Written by Daniel Hickmore, Health Subject Matter Expert, Arkivum
Traditional methods for managing the growing deluge of health data simply do not scale any more. Whether observational, research data or medical, clinical imaging, telemetry data or patient-generated consumer device data, healthcare organisations face increasing risks, compliance obligations and data-related IT management tasks.
As a result of the variety and scale of data there are many long-term data management challenges that the NHS faces as a big data holder. More of its processes are digital, therefore it becomes critical to build in effective governance over access to and sharing of data, compliance with regulations and long-term bit-level data integrity in order to identify, quantify and mitigate any associated risks.
Any systemic deficits in the management of the longitudinal patient data lifecycle can be exposed by new regulations, the need for quality reporting and future patient engagements. Given the value of healthcare data, new approaches to Information Lifecycle Management (ILM) are essential. Whilst scarce resources typically limit healthcare organisations’ ability to handle this internally, the productivity benefits which drive integrated IT services can also create unacceptable operational risks without specialist products and services.
First, it is essential to understand and adhere to your ILM process. For those not familiar, ILM is a comprehensive approach to managing the flow of an information system’s data from creation and initial storage to the time when it becomes obsolete. Unlike earlier approaches to data storage management, ILM involves all aspects of dealing with data, starting with user practices, rather than simply automating storage procedures. By comparison to older storage-based methodologies, ILM should develop a chain of custody and more complex criteria for storage management which both help to understand the data going into the archive, and to provide effective governance over it.
NHS Trusts are responsible under the Public Records Acts, the Data Protection Act 1998, and the Freedom of Information Act 2000 to ensure that all records, manual or electronic, personal or non-personal are created, maintained, used and disposed of in line with the requirements of these Acts. ILM policy forms part of the requirements of the NHS Information Governance Toolkit and is an important component in any healthcare organisations’ data management strategy.
The ILM policy sets out standards for meeting these needs. It provides best practice guidelines for recordkeeping, including all health and non-health information captured in any document format or media type and file size, as well as establishing the security and confidentiality of the Trust’s data. ILM solutions automate the processes involved, typically organising data into separate tiers according to specified policies. The ILM approach recognises that the importance of any data does not rely solely on its age or how often it’s accessed. Users can specify different policies for data that declines in value at different rates or that retains its value throughout its life span.

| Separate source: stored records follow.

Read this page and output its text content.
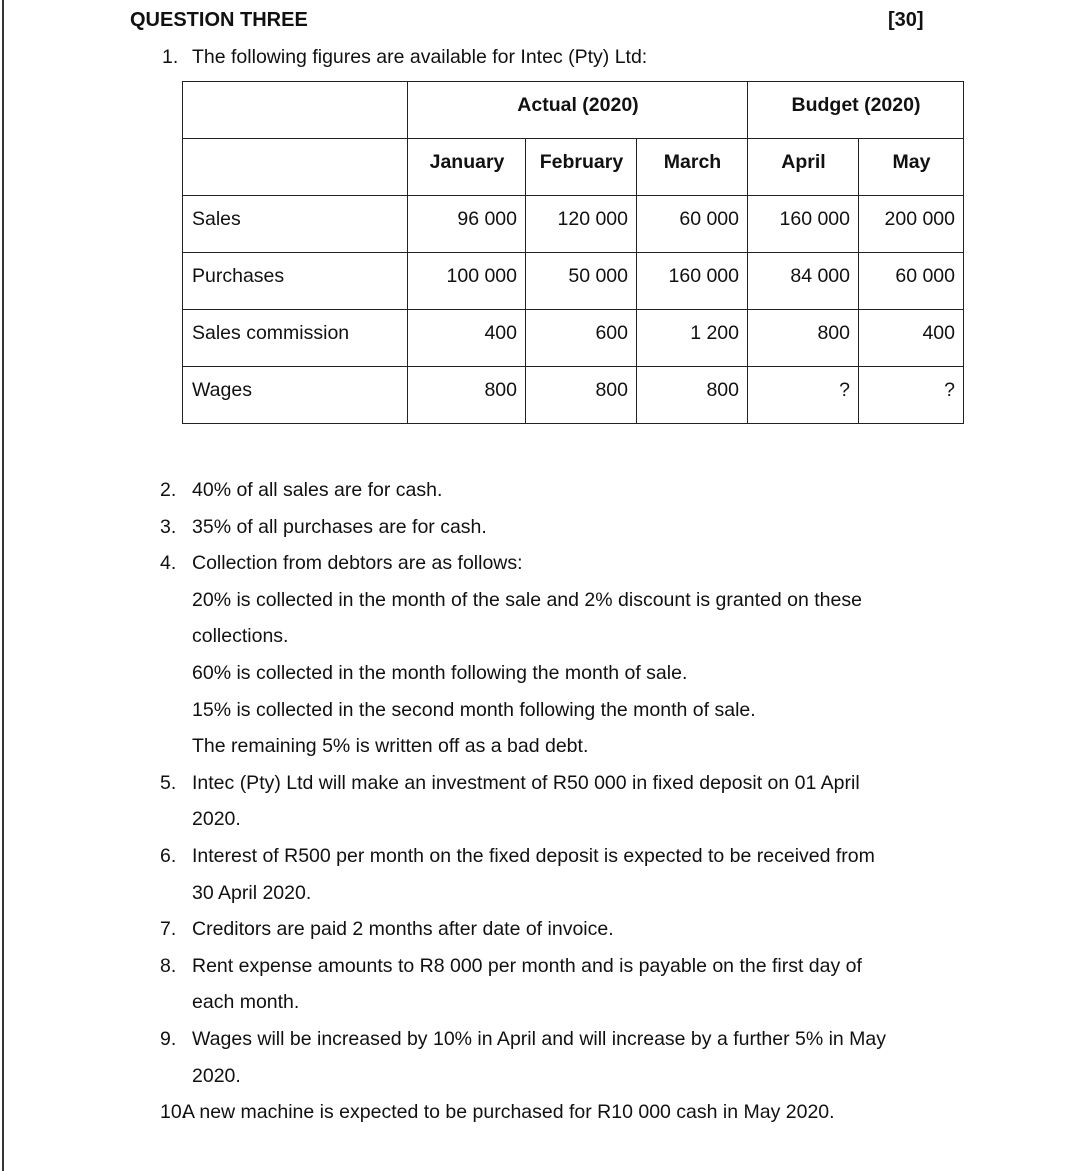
QUESTION THREE	[30]
1. The following figures are available for Intec (Pty) Ltd:
	Actual (2020)			Budget (2020)	
	January	February	March	April	May
Sales	96 000	120 000	60 000	160 000	200 000
Purchases	100 000	50 000	160 000	84 000	60 000
Sales commission	400	600	1 200	800	400
Wages	800	800	800	?	?
2. 40% of all sales are for cash.
3. 35% of all purchases are for cash.
4. Collection from debtors are as follows:
20% is collected in the month of the sale and 2% discount is granted on these
collections.
60% is collected in the month following the month of sale.
15% is collected in the second month following the month of sale.
The remaining 5% is written off as a bad debt.
5. Intec (Pty) Ltd will make an investment of R50 000 in fixed deposit on 01 April
2020.
6. Interest of R500 per month on the fixed deposit is expected to be received from
30 April 2020.
7. Creditors are paid 2 months after date of invoice.
8. Rent expense amounts to R8 000 per month and is payable on the first day of
each month.
9. Wages will be increased by 10% in April and will increase by a further 5% in May
2020.
10.
A new machine is expected to be purchased for R10 000 cash in May 2020.
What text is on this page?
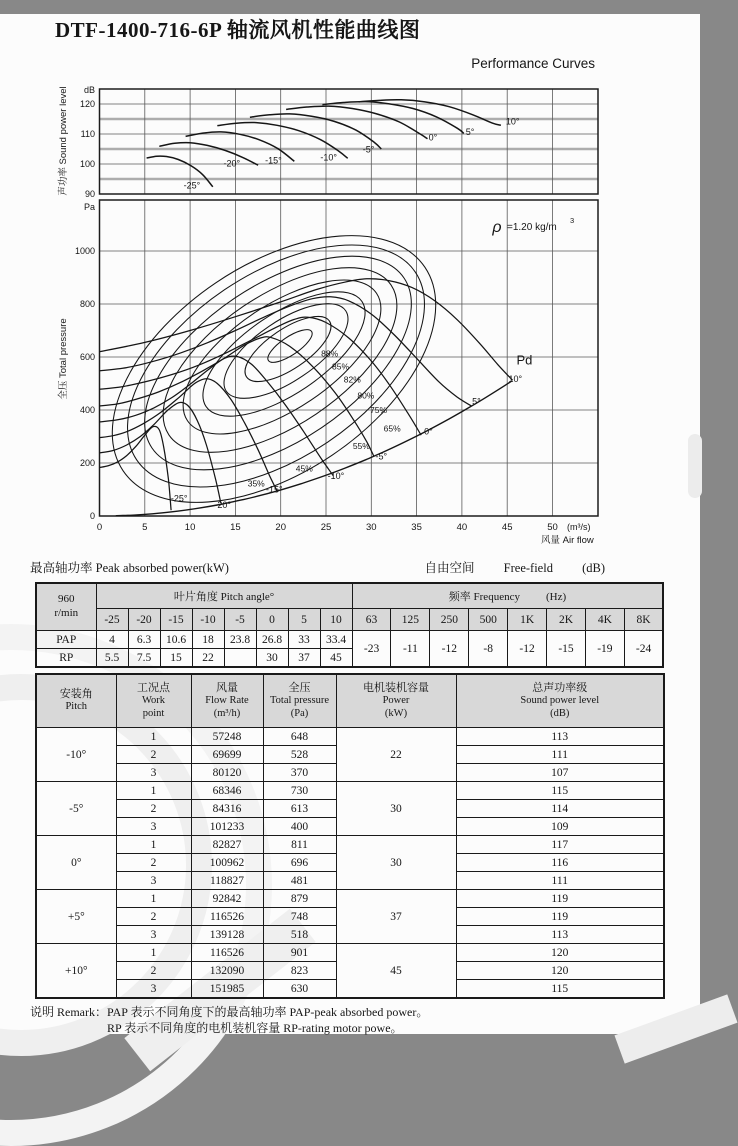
DTF-1400-716-6P 轴流风机性能曲线图
Performance Curves
dB
90
100
110
120
-25°
-20°	-15°	-10°
-5°
0°
5°
10°
声功率 Sound power level
Pa
0
200
400
600
800
1000
0	5	10	15	20	25	30	35	40	45	50 (m³/s)
风量 Air flow
全压 Total pressure	Pd
10°
5°
0°
-5°
-10°
-15°
-20°
-25°
88%
85%
82%
80%
75%
65%
55%
45%
35%
ρ =1.20 kg/m
3
最高轴功率 Peak absorbed power(kW)	自由空间 Free-field (dB)
960
r/min	叶片角度 Pitch angle°								频率 Frequency (Hz)							
	-25	-20	-15	-10	-5	0	5	10	63	125	250	500	1K	2K	4K	8K
PAP	4	6.3	10.6	18	23.8	26.8	33	33.4	-23	-11	-12	-8	-12	-15	-19	-24
RP	5.5	7.5	15	22		30	37	45								
安装角
Pitch	工况点
Work
point	风量
Flow Rate
(m³/h)	全压
Total pressure
(Pa)	电机装机容量
Power
(kW)	总声功率级
Sound power level
(dB)

-10°	1	57248	648	22	113
	2	69699	528		111
	3	80120	370		107
-5°	1	68346	730	30	115
	2	84316	613		114
	3	101233	400		109
0°	1	82827	811	30	117
	2	100962	696		116
	3	118827	481		111
+5°	1	92842	879	37	119
	2	116526	748		119
	3	139128	518		113
+10°	1	116526	901	45	120
	2	132090	823		120
	3	151985	630		115
说明 Remark： PAP 表示不同角度下的最高轴功率 PAP-peak absorbed power。
RP 表示不同角度的电机装机容量 RP-rating motor powe。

Trusts understand the importance of the data lifecycle, and due to the various risks accrued over a long-term storage retention period, best practice should involve a risk assessment of their particular organisation’s data lifecycle. Long-term preservation and management of digital datasets is a specialist process. Arkivum has worked within the healthcare sector for many years, leveraging a combination of technology and specialist expertise to deliver risk mitigation via long-term data preservation solutions. We have worked on both clinical and research-based data projects and we are compliant with the NHS IG Toolkit, delivering assurance with our 100% data integrity guarantee and third party escrow. In particular we specialise in working with healthcare institutions who generate high amounts of data and need to preserve this data for many years to come.
As an example, Bristol Genetics Laboratory (BGL), part of Severn Pathology Services, generates digital imaging and gene-sequencing data from over 30,000 genetic investigations every year using molecular and cytogenetic techniques to analyse a wide range of sample types. These investigations result in vast data sets, exacerbated by the fact that as testing gets cheaper, clinicians are carrying out more investigations in order to diagnose more patient conditions successfully. We helped BGL implement a centrally managed, long-term data archiving service that has enabled it to:
- Secure the long-term value of genomics data
- Identify and mitigate long-term data preservation risks
- Reduce backup costs by removing large volumes of data from the backup window
- Reduce the load on other stretched NHS IT departments who have their own cost and efficiency requirements
Today the system is fully compliant with the stringent requirements of the NHS Information Governance Toolkit and is delivered via the North Bristol NHS Trust N3 data network portal to assure the highest standards of data security. We have ensured that BGL can scale to larger storage volumes rapidly and without the need for any further capital outlay. BGL is also seeing significant efficiency savings from the automated ingestion of data from local infrastructure to the Arkivum service. These automated processes replace manual ones that were carried out by a range of different departments, each of which have unique requirements that previously had to be carried out by a specially trained individual.